At the opening of the 19th century, the Cherokees had recovered from the ravages of war and were making rapid progress in the arts of peace. Their number had increased to about 20,000. Their fields and orchards were well cared for and prolific. Nearly every Indian had two or more horses, some of them owned cattle, and there was an abundance of hogs and poultry. The Federal government was encouraging industry by introducing plows and spinning wheels and looms.
There were some able men in the Nation, educated and quite as fit to lead or represent their people as the officers or politicians of the neighboring whites. Many were of mixed blood, descended in part from resident traders of the pre-Revolutionary period. These were not shiftless adventurers of "squaw-man" type but more like the Hudson Bay factors, men of good stock and character, who married regularly into the tribe and sent their children away to be educated or brought in private teachers from outside.

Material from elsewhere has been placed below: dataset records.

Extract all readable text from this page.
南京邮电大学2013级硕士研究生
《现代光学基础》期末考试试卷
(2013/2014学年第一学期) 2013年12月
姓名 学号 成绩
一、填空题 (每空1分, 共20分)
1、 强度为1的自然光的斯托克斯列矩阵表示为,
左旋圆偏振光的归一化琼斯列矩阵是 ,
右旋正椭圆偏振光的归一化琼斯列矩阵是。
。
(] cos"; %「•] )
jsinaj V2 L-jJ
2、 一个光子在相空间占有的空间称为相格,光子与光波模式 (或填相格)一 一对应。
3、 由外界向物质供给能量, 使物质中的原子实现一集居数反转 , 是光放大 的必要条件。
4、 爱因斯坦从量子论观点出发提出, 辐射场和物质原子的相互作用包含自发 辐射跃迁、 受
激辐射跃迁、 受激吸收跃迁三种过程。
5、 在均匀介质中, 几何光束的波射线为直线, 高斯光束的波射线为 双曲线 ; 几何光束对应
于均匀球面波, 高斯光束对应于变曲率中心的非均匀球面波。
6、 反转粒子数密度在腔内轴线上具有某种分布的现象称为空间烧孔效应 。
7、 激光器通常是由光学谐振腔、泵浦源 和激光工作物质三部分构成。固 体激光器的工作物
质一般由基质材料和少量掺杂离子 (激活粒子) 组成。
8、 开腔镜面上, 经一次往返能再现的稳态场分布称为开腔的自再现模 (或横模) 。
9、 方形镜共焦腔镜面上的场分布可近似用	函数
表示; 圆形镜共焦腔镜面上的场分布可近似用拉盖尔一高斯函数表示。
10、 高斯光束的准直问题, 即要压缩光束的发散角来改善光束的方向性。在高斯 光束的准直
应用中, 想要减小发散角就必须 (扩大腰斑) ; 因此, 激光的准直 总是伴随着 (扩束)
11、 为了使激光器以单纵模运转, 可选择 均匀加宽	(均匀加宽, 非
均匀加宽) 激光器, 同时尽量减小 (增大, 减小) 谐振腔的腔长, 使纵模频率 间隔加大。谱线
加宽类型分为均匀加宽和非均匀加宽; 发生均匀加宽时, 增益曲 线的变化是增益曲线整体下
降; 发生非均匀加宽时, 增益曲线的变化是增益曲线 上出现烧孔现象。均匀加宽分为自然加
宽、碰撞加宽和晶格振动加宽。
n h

Such were the Daugherrys and the Adairs, the Rosses and the Woffords. Nancy Ward, a woman of great influence who was friendly to the Americans, was the daughter of a British officer by the sister of Atakullakulla, principal chief of the Cherokee Nation. General Samuel Houston, it may be remembered, took for his second wife the daughter of a Cherokee chief.
The Cherokees still remained in recognized possession of a region as large as Ohio, about half of it being within the present limits of Tennessee, and the rest in Georgia, Alabama, and the southwest corner of North Carolina. This is marked on the old maps "Cherokee Country" or "Cherokee Nation," the United States claiming no jurisdiction over it.
If the Indians had nothing but the Federal government to deal with they might perhaps have secured just treatment. President Jefferson acknowledged their title and sovereignty within the limits fixed by treaty. It was a region very desirable for the future expansion of the whites, and coveted by them, but to which they had neither legal nor moral right.